Aynı gün akşam üzeri kent merkezinde bulunan 4 bin civarında sığınmacı panik içerisinde sokaklarda koşuşturuyordu. Hollanda mevzileri etrafında büyük kalabalıklar toplanıyordu.

Hollandalı komutan Sırpların ertesi gün 06.00’a kadar güvenlikli bölgeden çekilmedikleri takdirde NATO uçaklarının büyük bir hava saldırısı başlatacağını söyledi.

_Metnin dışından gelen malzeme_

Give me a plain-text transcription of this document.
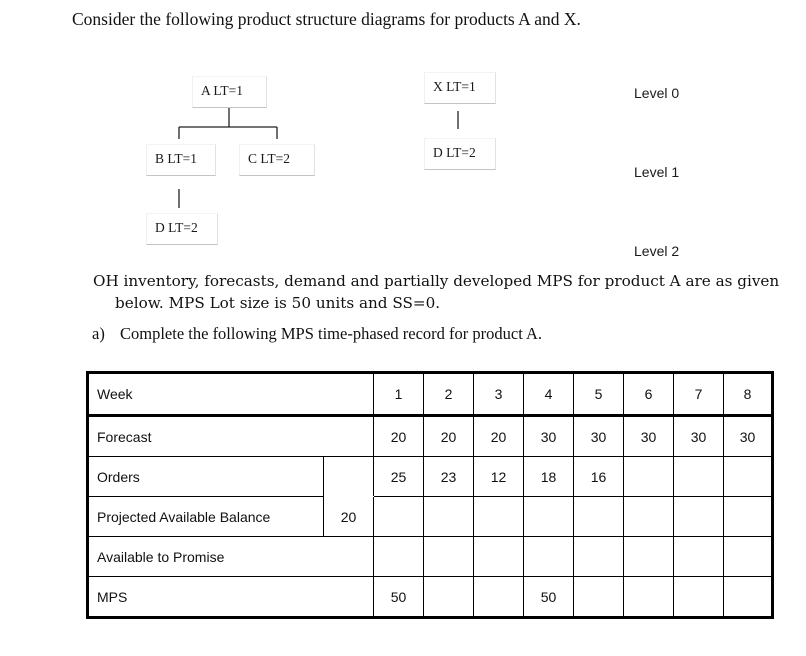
Consider the following product structure diagrams for products A and X.
A LT=1
B LT=1	C LT=2
D LT=2
X LT=1
D LT=2
Level 0
Level 1
Level 2
OH inventory, forecasts, demand and partially developed MPS for product A are as given
below. MPS Lot size is 50 units and SS=0.
a) Complete the following MPS time-phased record for product A.
Week		1	2	3	4	5	6	7	8
Forecast		20	20	20	30	30	30	30	30
Orders		25	23	12	18	16			
Projected Available Balance	20								
Available to Promise									
MPS		50			50				
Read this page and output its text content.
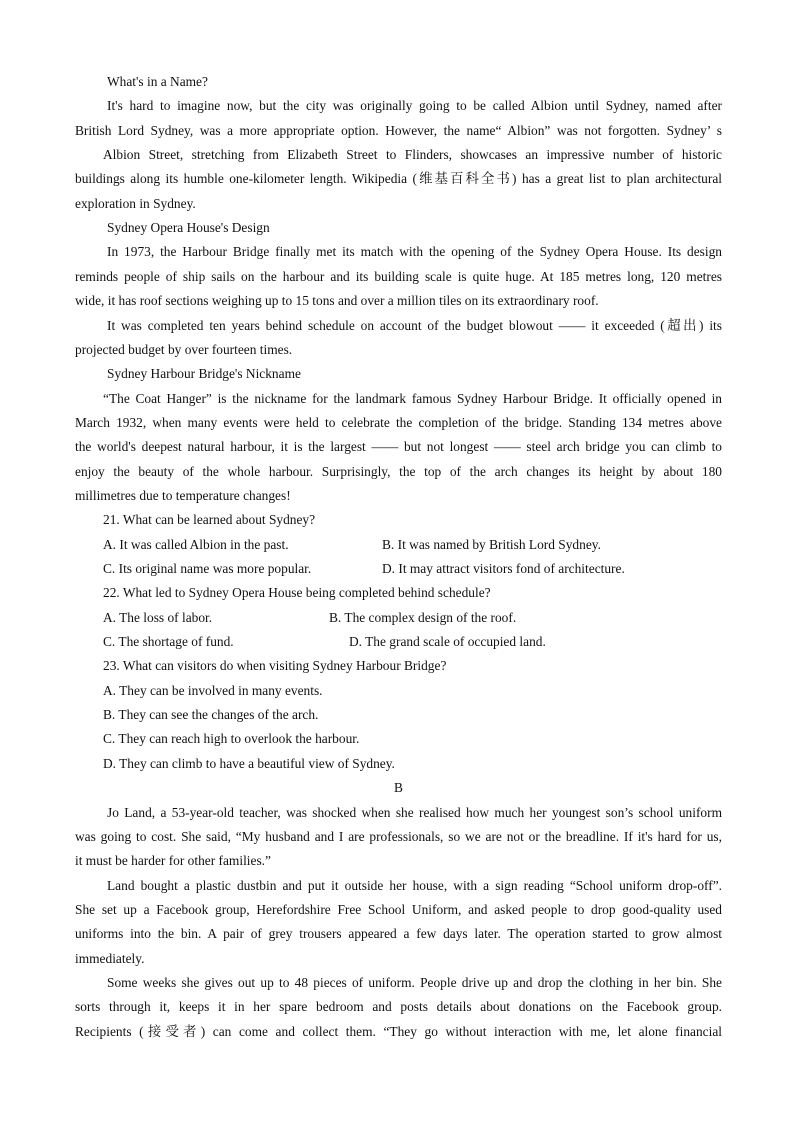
What's in a Name?
It's hard to imagine now, but the city was originally going to be called Albion until Sydney, named after
British Lord Sydney, was a more appropriate option. However, the name“ Albion” was not forgotten. Sydney’ s
Albion Street, stretching from Elizabeth Street to Flinders, showcases an impressive number of historic
buildings along its humble one-kilometer length. Wikipedia (维基百科全书) has a great list to plan architectural
exploration in Sydney.
Sydney Opera House's Design
In 1973, the Harbour Bridge finally met its match with the opening of the Sydney Opera House. Its design
reminds people of ship sails on the harbour and its building scale is quite huge. At 185 metres long, 120 metres
wide, it has roof sections weighing up to 15 tons and over a million tiles on its extraordinary roof.
It was completed ten years behind schedule on account of the budget blowout —— it exceeded (超出) its
projected budget by over fourteen times.
Sydney Harbour Bridge's Nickname
“The Coat Hanger” is the nickname for the landmark famous Sydney Harbour Bridge. It officially opened in
March 1932, when many events were held to celebrate the completion of the bridge. Standing 134 metres above
the world's deepest natural harbour, it is the largest —— but not longest —— steel arch bridge you can climb to
enjoy the beauty of the whole harbour. Surprisingly, the top of the arch changes its height by about 180
millimetres due to temperature changes!
21. What can be learned about Sydney?
A. It was called Albion in the past.	B. It was named by British Lord Sydney.
C. Its original name was more popular.	D. It may attract visitors fond of architecture.
22. What led to Sydney Opera House being completed behind schedule?
A. The loss of labor.	B. The complex design of the roof.
C. The shortage of fund.	D. The grand scale of occupied land.
23. What can visitors do when visiting Sydney Harbour Bridge?
A. They can be involved in many events.
B. They can see the changes of the arch.
C. They can reach high to overlook the harbour.
D. They can climb to have a beautiful view of Sydney.
B
Jo Land, a 53-year-old teacher, was shocked when she realised how much her youngest son’s school uniform
was going to cost. She said, “My husband and I are professionals, so we are not or the breadline. If it's hard for us,
it must be harder for other families.”
Land bought a plastic dustbin and put it outside her house, with a sign reading “School uniform drop-off”.
She set up a Facebook group, Herefordshire Free School Uniform, and asked people to drop good-quality used
uniforms into the bin. A pair of grey trousers appeared a few days later. The operation started to grow almost
immediately.
Some weeks she gives out up to 48 pieces of uniform. People drive up and drop the clothing in her bin. She
sorts through it, keeps it in her spare bedroom and posts details about donations on the Facebook group.
Recipients (接受者) can come and collect them. “They go without interaction with me, let alone financial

11 Temmuz’da Sırp güçleri beklenen saatte geri çekilmedi. Bir kere daha devreye giren Fransa, mensubu bulunduğu NATO’yu bile oyuna getirmişti. Saat 09.00’da Albay Karremans Saraybosna’daki merkezden, yakın hava desteğinin yanlış biçimde istendiği yönünde bir mesaj aldı. Saat 10.30’da tekrar gönderilen dilekçe General Janvier’e ulaştı; ancak bu esnada 06.00’dan beri havada olan NATO uçakları yakıt ikmali için İtalya’ya dönmek zorunda kalmışlardı.

Gün ortasında çoğunluğu kadın, çocuk ve zayıflardan müteşekkil 20 bin den fazla sığınmacı Potoçari’deki ana Hollanda üssüne kaçtılar.

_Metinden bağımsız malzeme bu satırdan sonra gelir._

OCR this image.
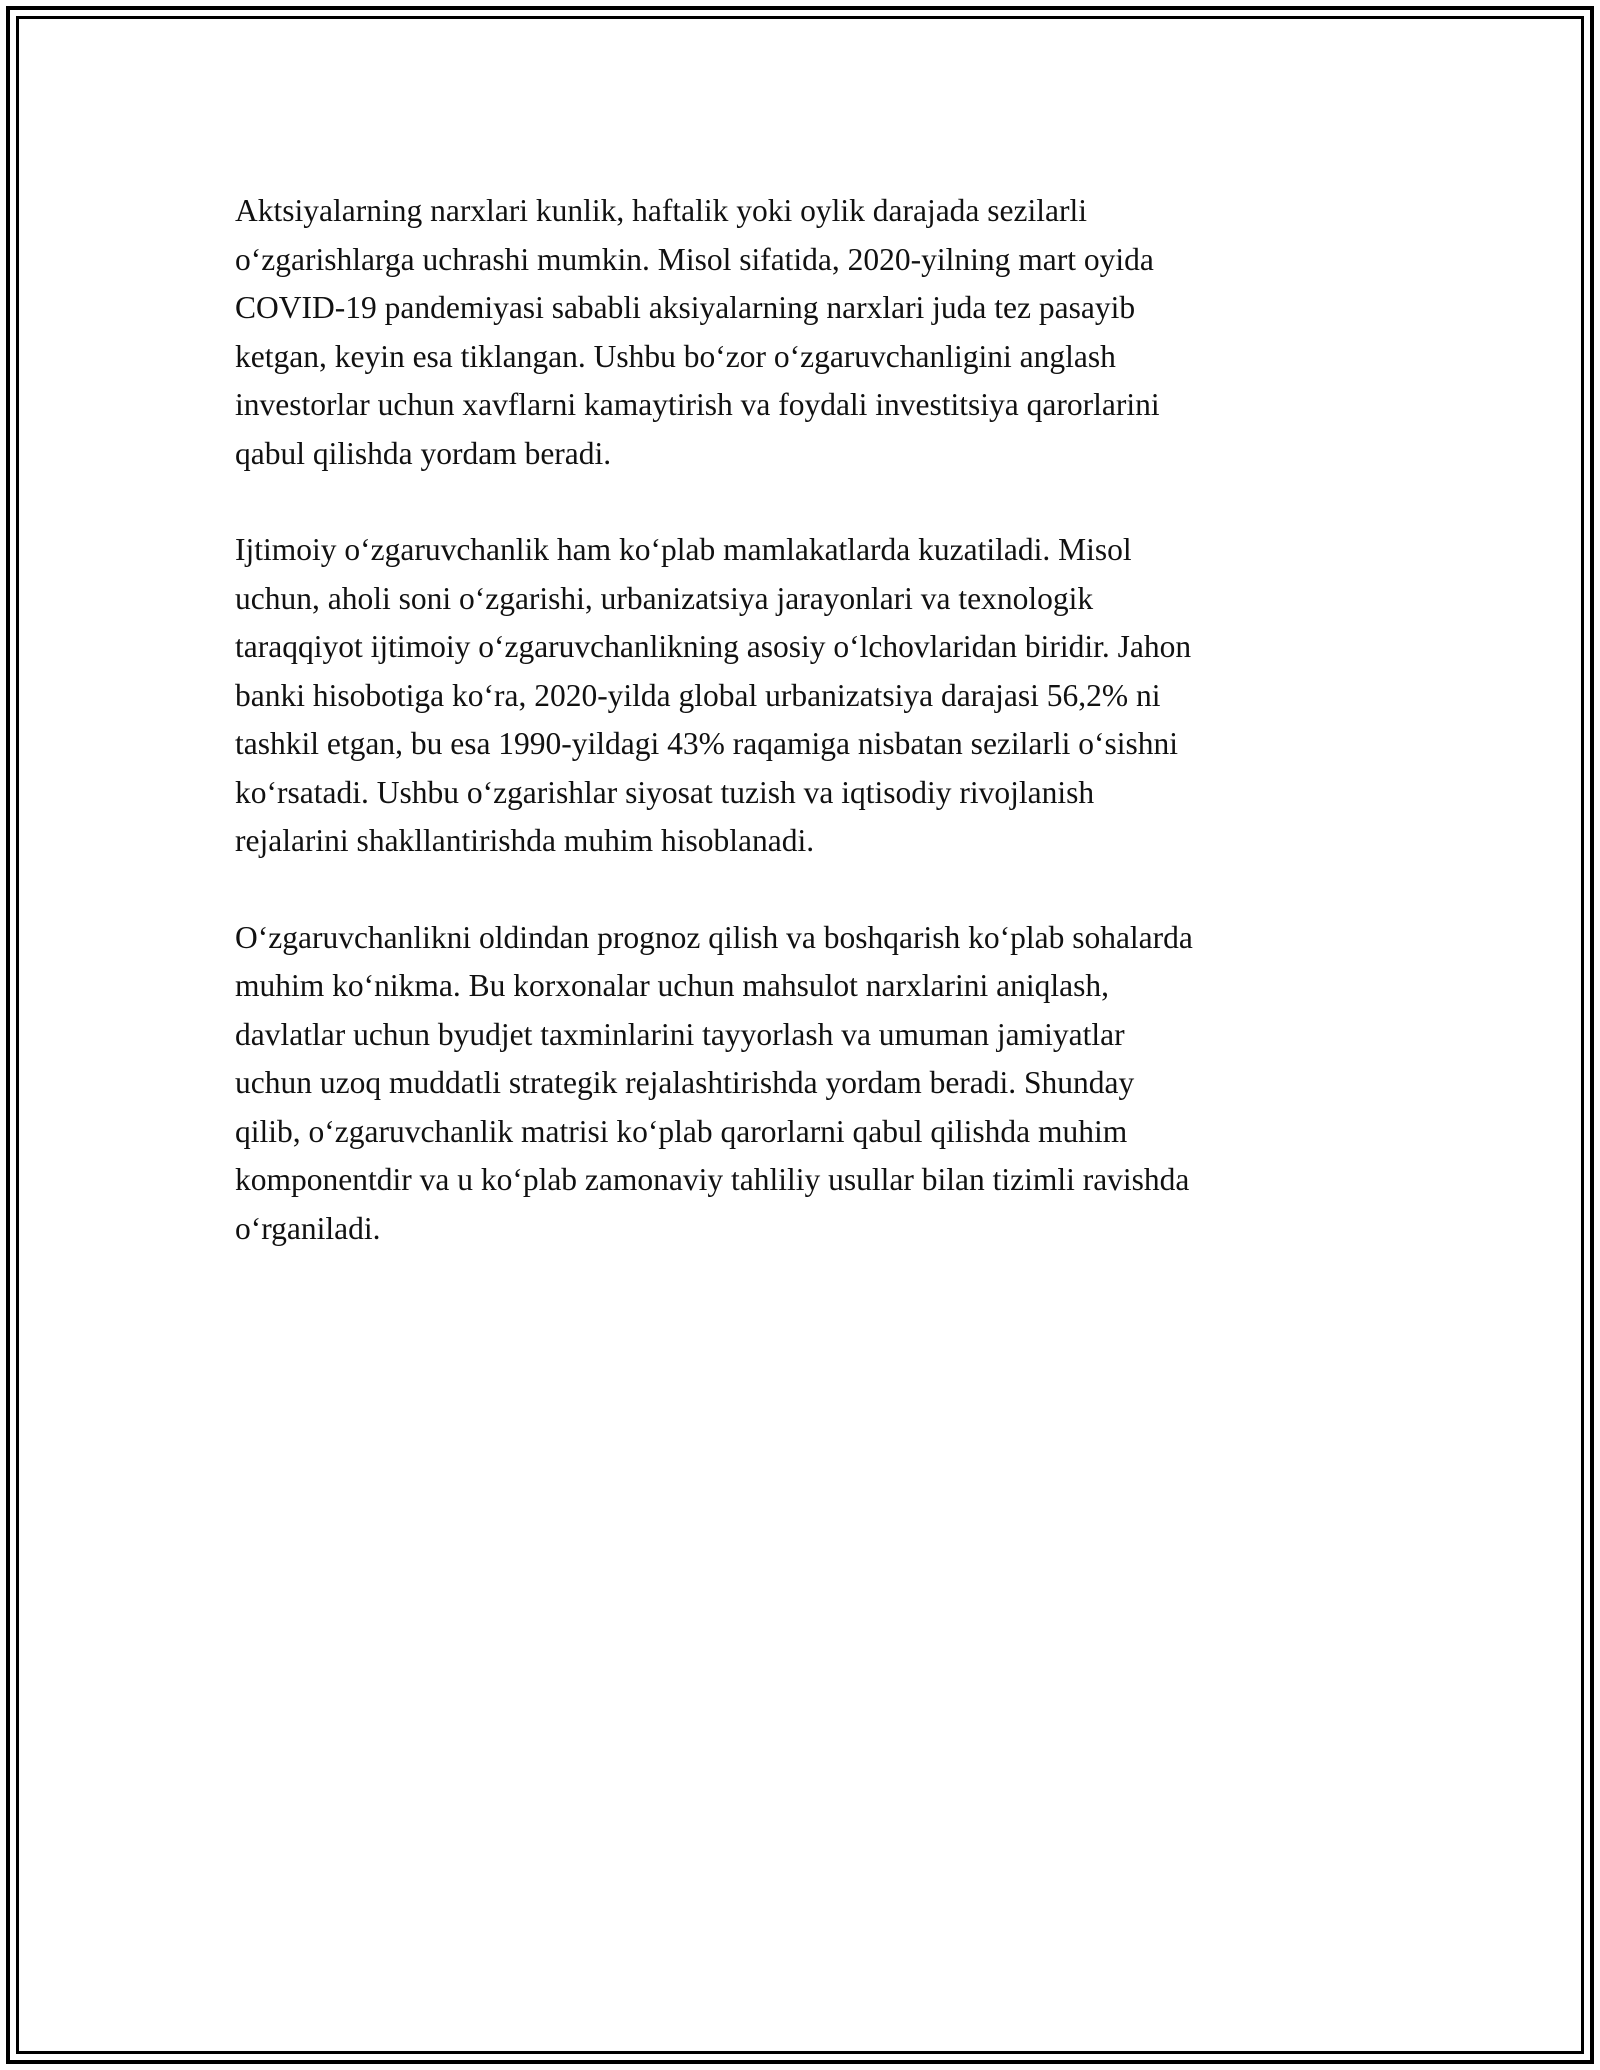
Aktsiyalarning narxlari kunlik, haftalik yoki oylik darajada sezilarli
o‘zgarishlarga uchrashi mumkin. Misol sifatida, 2020-yilning mart oyida
COVID-19 pandemiyasi sababli aksiyalarning narxlari juda tez pasayib
ketgan, keyin esa tiklangan. Ushbu bo‘zor o‘zgaruvchanligini anglash
investorlar uchun xavflarni kamaytirish va foydali investitsiya qarorlarini
qabul qilishda yordam beradi.

Ijtimoiy o‘zgaruvchanlik ham ko‘plab mamlakatlarda kuzatiladi. Misol
uchun, aholi soni o‘zgarishi, urbanizatsiya jarayonlari va texnologik
taraqqiyot ijtimoiy o‘zgaruvchanlikning asosiy o‘lchovlaridan biridir. Jahon
banki hisobotiga ko‘ra, 2020-yilda global urbanizatsiya darajasi 56,2% ni
tashkil etgan, bu esa 1990-yildagi 43% raqamiga nisbatan sezilarli o‘sishni
ko‘rsatadi. Ushbu o‘zgarishlar siyosat tuzish va iqtisodiy rivojlanish
rejalarini shakllantirishda muhim hisoblanadi.

O‘zgaruvchanlikni oldindan prognoz qilish va boshqarish ko‘plab sohalarda
muhim ko‘nikma. Bu korxonalar uchun mahsulot narxlarini aniqlash,
davlatlar uchun byudjet taxminlarini tayyorlash va umuman jamiyatlar
uchun uzoq muddatli strategik rejalashtirishda yordam beradi. Shunday
qilib, o‘zgaruvchanlik matrisi ko‘plab qarorlarni qabul qilishda muhim
komponentdir va u ko‘plab zamonaviy tahliliy usullar bilan tizimli ravishda
o‘rganiladi.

Saat 14.30’da hava saldırısı konusundaki kararsızlık nihayet sona erdi ve iki Hollanda F-16 uçağı Srebrenica’yı kuşatan Sırp mevzilerine iki adet bomba bıraktı. Bombalardan biri bir Sırp zırhlı taşıyıcıyı vurdu, diğeri ise bir tanka isabetsiz atış yaptı. Sırplar bu saldırılara ellerindeki Hollandalı rehineleri öldürecekleri ve sığınmacıları bombardıman edecekleri tehdidiyle karşılık verince bundan sonraki saldırılar durdu.

Bu saate kadar tek başına direnen Hollanda Askerlerinin komutanı Albay Karremans’in odasına meçhul bir telefon bağlandı. Ahizeyi kaldıran Albay’ın karşısında Vatikan vardı. Kısa süren konuşma biter bitmez Albay’ın süngüsü düştü. Artık Srebrenisca’daki durum aynen Albay’ın emekliliğinde yazdığı kitabın adı gibi olmuştu: “Buralar kimsenin umrunda değil…”

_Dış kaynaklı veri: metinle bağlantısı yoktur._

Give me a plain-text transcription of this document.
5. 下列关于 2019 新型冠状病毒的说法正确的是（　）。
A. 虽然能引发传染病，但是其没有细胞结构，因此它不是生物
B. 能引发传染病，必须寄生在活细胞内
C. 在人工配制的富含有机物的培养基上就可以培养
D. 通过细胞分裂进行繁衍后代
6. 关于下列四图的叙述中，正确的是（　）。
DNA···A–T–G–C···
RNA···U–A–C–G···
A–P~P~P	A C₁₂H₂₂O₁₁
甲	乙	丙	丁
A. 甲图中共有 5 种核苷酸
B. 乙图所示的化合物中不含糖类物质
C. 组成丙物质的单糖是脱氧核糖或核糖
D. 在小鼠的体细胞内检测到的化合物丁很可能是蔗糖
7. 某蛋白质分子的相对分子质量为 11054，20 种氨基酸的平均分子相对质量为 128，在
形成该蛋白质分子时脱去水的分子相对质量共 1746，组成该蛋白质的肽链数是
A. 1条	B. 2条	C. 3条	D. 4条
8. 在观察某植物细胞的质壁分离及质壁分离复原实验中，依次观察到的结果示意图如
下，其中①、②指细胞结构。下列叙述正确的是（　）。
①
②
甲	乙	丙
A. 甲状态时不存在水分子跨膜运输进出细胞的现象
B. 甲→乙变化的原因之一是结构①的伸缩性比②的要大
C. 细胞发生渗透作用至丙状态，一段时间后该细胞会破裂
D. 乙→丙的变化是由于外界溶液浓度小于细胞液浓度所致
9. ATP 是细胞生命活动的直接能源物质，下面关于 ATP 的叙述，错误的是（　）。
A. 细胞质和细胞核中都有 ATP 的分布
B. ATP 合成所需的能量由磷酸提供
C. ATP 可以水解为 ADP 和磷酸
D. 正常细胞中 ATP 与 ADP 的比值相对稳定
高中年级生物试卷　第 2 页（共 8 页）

Daha düne kadar Mladiç’i muhattap almayan Albay Karremans onun yemek davetini kabul etti.  Albay Karremans’in kulağının çekildiği yerden cesaret alan Mladiç, Boşnak Müslümanların derhal silahlarını teslim etmelerini şart koştu. Yemek ilerledikçe Mladiç’in üslubu değişmiş tehdit ve hakaretler savurmaya başlamıştı. Belindeki silahı masaya koymuş, içtikçe saldırganlaşmıştı. Boşnak Müslümanlardan bir öğretmeni temsilci atayıp ona da tehditler savurdu. Yemek bitiminde artık Boşnak Müslümanların kaderi belli olmuştu.

Birleşmiş Milletler Genel Sekreteri Butros Gali Atina’da “barışa yaptığı katkılardan dolayı” Onasis Ödülü aldığı, Avrupa ise faşizme karşı zaferinin 50. yılını kutladığı dakikalarda Boşnak Müslümanlar katillerine teslim edilmeye başlanmıştı.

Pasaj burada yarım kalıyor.